Robust Face Recognition via Adaptive Sparse Representation (1404.4780v1)

Abstract: Sparse Representation (or coding) based Classification (SRC) has gained great success in face recognition in recent years. However, SRC emphasizes the sparsity too much and overlooks the correlation information which has been demonstrated to be critical in real-world face recognition problems. Besides, some work considers the correlation but overlooks the discriminative ability of sparsity. Different from these existing techniques, in this paper, we propose a framework called Adaptive Sparse Representation based Classification (ASRC) in which sparsity and correlation are jointly considered. Specifically, when the samples are of low correlation, ASRC selects the most discriminative samples for representation, like SRC; when the training samples are highly correlated, ASRC selects most of the correlated and discriminative samples for representation, rather than choosing some related samples randomly. In general, the representation model is adaptive to the correlation structure, which benefits from both $\ell_1$-norm and $\ell_2$-norm. Extensive experiments conducted on publicly available data sets verify the effectiveness and robustness of the proposed algorithm by comparing it with state-of-the-art methods.

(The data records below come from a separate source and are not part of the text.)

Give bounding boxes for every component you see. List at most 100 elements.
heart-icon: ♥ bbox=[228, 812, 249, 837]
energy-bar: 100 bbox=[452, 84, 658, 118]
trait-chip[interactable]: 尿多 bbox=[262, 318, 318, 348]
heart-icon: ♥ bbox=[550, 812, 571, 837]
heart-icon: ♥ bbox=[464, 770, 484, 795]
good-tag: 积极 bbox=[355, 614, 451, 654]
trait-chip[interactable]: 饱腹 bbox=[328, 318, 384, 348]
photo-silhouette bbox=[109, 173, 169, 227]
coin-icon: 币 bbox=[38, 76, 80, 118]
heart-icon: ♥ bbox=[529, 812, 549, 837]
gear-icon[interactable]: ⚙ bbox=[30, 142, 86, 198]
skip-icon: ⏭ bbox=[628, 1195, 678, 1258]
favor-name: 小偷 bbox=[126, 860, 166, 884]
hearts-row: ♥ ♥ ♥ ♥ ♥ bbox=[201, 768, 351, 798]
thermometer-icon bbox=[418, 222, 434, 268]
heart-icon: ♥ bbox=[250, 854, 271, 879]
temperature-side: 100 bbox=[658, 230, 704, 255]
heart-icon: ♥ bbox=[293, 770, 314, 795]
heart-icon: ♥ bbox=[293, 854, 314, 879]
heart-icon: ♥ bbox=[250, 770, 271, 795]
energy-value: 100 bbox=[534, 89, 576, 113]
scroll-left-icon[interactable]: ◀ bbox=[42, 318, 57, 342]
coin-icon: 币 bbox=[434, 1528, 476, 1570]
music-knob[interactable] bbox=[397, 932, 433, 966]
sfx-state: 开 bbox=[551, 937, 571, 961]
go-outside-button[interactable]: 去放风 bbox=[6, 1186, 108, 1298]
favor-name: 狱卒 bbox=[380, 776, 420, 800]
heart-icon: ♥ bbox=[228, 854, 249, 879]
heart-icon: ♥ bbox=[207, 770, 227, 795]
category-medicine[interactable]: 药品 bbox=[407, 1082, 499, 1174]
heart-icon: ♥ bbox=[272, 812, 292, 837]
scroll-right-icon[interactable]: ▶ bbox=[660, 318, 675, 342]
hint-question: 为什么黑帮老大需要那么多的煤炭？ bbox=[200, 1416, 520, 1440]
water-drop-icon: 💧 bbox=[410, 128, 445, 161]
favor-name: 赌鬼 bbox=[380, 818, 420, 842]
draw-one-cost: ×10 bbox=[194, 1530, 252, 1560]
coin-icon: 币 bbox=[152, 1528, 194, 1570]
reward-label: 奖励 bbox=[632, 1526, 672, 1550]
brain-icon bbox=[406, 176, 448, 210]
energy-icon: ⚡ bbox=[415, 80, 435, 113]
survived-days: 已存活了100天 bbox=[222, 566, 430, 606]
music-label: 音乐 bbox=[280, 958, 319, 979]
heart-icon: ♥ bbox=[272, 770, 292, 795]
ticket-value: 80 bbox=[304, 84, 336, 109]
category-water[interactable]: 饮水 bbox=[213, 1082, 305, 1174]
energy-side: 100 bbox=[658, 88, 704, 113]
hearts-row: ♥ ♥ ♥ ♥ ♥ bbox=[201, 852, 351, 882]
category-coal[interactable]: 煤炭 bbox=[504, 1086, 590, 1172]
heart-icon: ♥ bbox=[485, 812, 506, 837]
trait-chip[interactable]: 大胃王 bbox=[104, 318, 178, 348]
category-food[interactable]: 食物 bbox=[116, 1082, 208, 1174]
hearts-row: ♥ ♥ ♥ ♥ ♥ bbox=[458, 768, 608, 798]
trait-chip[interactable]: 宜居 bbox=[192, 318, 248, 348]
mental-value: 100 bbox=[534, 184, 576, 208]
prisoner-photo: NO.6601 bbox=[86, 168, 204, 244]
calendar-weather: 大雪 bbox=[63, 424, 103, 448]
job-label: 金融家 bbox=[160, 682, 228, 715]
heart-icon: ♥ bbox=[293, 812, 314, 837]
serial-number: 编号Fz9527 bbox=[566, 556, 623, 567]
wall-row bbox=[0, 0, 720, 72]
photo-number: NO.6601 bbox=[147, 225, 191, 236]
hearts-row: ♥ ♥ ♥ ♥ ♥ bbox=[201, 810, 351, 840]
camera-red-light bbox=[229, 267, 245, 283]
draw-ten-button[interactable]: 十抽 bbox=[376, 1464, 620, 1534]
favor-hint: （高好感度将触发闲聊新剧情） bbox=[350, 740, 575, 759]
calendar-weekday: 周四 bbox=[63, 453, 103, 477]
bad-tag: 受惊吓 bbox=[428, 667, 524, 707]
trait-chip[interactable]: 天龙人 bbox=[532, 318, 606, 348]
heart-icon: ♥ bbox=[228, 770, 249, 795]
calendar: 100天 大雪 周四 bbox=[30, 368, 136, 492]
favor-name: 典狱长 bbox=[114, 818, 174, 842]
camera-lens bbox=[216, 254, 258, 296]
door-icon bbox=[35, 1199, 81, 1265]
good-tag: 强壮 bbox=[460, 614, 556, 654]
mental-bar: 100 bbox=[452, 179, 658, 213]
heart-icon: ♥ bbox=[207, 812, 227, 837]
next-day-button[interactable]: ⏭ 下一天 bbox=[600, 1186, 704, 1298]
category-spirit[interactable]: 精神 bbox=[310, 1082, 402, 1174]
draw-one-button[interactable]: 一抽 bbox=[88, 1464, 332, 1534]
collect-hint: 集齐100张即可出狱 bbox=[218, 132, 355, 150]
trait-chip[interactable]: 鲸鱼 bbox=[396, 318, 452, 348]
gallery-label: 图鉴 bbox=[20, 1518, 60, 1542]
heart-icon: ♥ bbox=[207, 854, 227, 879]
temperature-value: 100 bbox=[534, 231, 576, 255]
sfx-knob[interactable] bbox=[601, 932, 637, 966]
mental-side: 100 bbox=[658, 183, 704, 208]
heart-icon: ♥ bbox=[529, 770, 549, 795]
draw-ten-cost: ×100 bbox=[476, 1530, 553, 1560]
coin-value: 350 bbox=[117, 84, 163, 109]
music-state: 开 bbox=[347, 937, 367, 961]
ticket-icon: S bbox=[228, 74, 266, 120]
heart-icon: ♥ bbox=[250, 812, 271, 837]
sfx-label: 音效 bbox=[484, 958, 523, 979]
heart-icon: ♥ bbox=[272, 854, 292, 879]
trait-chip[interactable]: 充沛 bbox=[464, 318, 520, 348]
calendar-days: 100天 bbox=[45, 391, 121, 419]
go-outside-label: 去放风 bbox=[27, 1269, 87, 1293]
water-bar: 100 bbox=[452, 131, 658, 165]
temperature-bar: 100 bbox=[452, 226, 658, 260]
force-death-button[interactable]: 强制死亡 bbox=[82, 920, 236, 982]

• The paper introduces ASRC by integrating sparsity and correlation using l1 and l2 norms to adaptively select discriminative features.
• It demonstrates superior recognition accuracy through extensive experiments on Yale, ORL, and AR datasets under various perturbations.
• The study paves the way for future research in hybrid deep models and broader pattern recognition applications.

Robust Face Recognition via Adaptive Sparse Representation: An Overview

The paper "Robust Face Recognition via Adaptive Sparse Representation" presents a novel methodology for face recognition that integrates the principles of sparsity and correlation in the context of Sparse Representation-based Classification (SRC). SRC has previously achieved significant results in face recognition, primarily leveraging the sparsity of representations. However, the rigid emphasis on sparsity has led to inadvertent neglect of correlation information, which can be crucial, particularly in highly correlated data sets. The authors introduce Adaptive Sparse Representation-based Classification (ASRC) to address these limitations.

Key Contributions

1. Integration of Sparsity and Correlation: The core innovation of ASRC lies in its adaptive framework, balancing sparsity and correlation by employing both $\ell_1$-norm and $\ell_2$-norm. This dual consideration allows ASRC to adapt its representation strategy based on the correlation levels among the samples. For samples with low correlation, ASRC behaves similarly to SRC, selecting the most discriminative samples. In contrast, for high correlation samples, it leverages a broader subset of correlated samples, ensuring a robust representation.
2. Theoretical and Practical Validation: The paper provides an extensive theoretical analysis detailing how the proposed correlation adapter, formulated through trace norm regularization, adjusts the representation model to account for data structure effectively. The theoretical underpinning is complemented by empirical validation through experiments on well-known face recognition datasets such as Yale, ORL, and AR.
3. Superior Performance: ASRC demonstrates superior recognition accuracy compared to contemporary methods, including NN, NFS, SRC, CRC, and LSRC, across various datasets and experimental conditions, highlighting its robustness, especially against occlusions and other common face image perturbations.

Results and Implications

The results reported indicate that ASRC achieves significant performance improvements, especially noticeable in scenarios with high data correlation and limited training samples, where traditional SRC would typically struggle. ASRC’s adaptability to data structures implies a less volatile performance degradation in face of extreme conditions, such as significant data occlusion—situations that are often encountered in real-world applications.

By effectively balancing between sparsity and correlation, ASRC showcases an enhanced capability for managing variations caused by different poses, expressions, and illumination conditions—critical factors in face recognition applications. These findings suggest a broader applicability of ASRC beyond face recognition into other fields requiring robust pattern recognition capabilities, such as activity recognition and motion segmentation.

Future Directions

The adaptive framework proposed by ASRC opens up several avenues for future research. Exploring its applications in domains outside of face recognition could provide insights into its generalizability and potential customization for other tasks. Furthermore, integrating ASRC with emerging models like deep learning could yield powerful hybrid approaches that leverage deep architectures' feature extraction capabilities alongside ASRC's adaptive representation strengths. Investigating these hybrid approaches represents a promising direction for enhancing pattern recognition systems' robustness and efficacy.

In conclusion, the contributions of this paper significantly enhance the capabilities of SRC-based methodologies. By addressing both sparsity and correlation jointly, ASRC offers an advanced approach to face recognition that can outperform existing techniques and adapt effectively to complex, real-world data challenges.